El problema es que la paternidad me ha cogido ya bien entrado en los cuarenta, el parteaguas de la vida, esa edad tan peligrosa en la que uno puede caer en las garras del cinismo más absoluto o meterse en el coro de la parroquia, empezar a darle al frasco más de la cuenta o hacerse un obseso del running. Juro que me esfuerzo cada día en ser mejor persona, pero cada vez que leo eso de que “los animales son nuestros amigos” – y ocurre todos los días porque tengo la lámina en la visual de la televisión – la mente se me desmanda y empieza a producir cinismos como si fuera una factoría industrial. ¿Qué pensaría de semejante sentencia nuestro antepasado que corría por su vida perseguido por un tigre de dientes de sable? ¿Y qué piensan hoy los ganaderos de los Monegros cuando sus rebaños son atacados por un lobo solitario y despistado, que no ha olvidado sus instintos depredadores? Mi hijo Manuel merienda un bocadillo de jamón mientras ve en la televisión un episodio de Peppa Pig… ¡Por el amor de Dios, uno no se come a sus amigos! 
Antes de que las encantadoras profesoras de mi hijo me retiren el saludo para siempre – guardería Aitana en La Almozara, Zaragoza; la recomiendo encarecidamente – voy a escribir un poco en serio. Me parece muy bien que a los niños de hoy se les eduque en el respeto a los animales. Nuestra sociedad ha evolucionado en este aspecto a una velocidad asombrosa. Pasatiempos tan arraigados como la caza o tradiciones tan ricas como la tauromaquia están tocados de muerte porque no encajan con la nueva sensibilidad animalista. Y estoy convencido de que vamos en la buena dirección. El problema viene con la mala digestión de las ideas por parte de algunos, cuando por el camino de la virtud se llega al exceso. Cuando se pasa del respeto a los animales a considerarlos como iguales, que es la cosa más absurda que se pueda imaginar. Los animales nunca se equivocan, claro; no votan a Donald Trump ni se cargan el planeta que les alberga mientras miran hacia otro lado. Pero eso es porque no tienen capacidad de elegir. Les garantizo que si los cerdos tuvieran posibilidad y recursos, los que estaríamos entre pan a la hora de la merienda seríamos nosotros y no ellos. 
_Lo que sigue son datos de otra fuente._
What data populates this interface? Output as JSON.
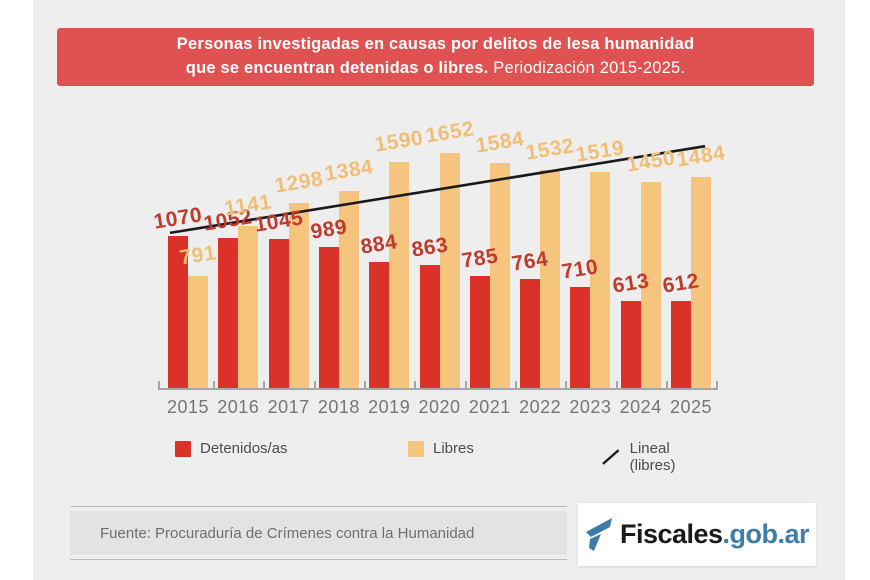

Respeto mucho el amor por los animales pero si un lobo despistado se adentra en los Monegros y se dedica a matar rebaños, por favor, sáquenlo de ahí lo más rápida y civilizadamente posible. Porque allí donde la convivencia con el ser humano se hace extremadamente difícil por la competencia y el conflicto, es casi un imperativo ecológico que nuestros intereses se impongan. Sin provocar matanzas como antaño, pero marcando el territorio. Lo contrario sería pensar que somos todos muy amigos.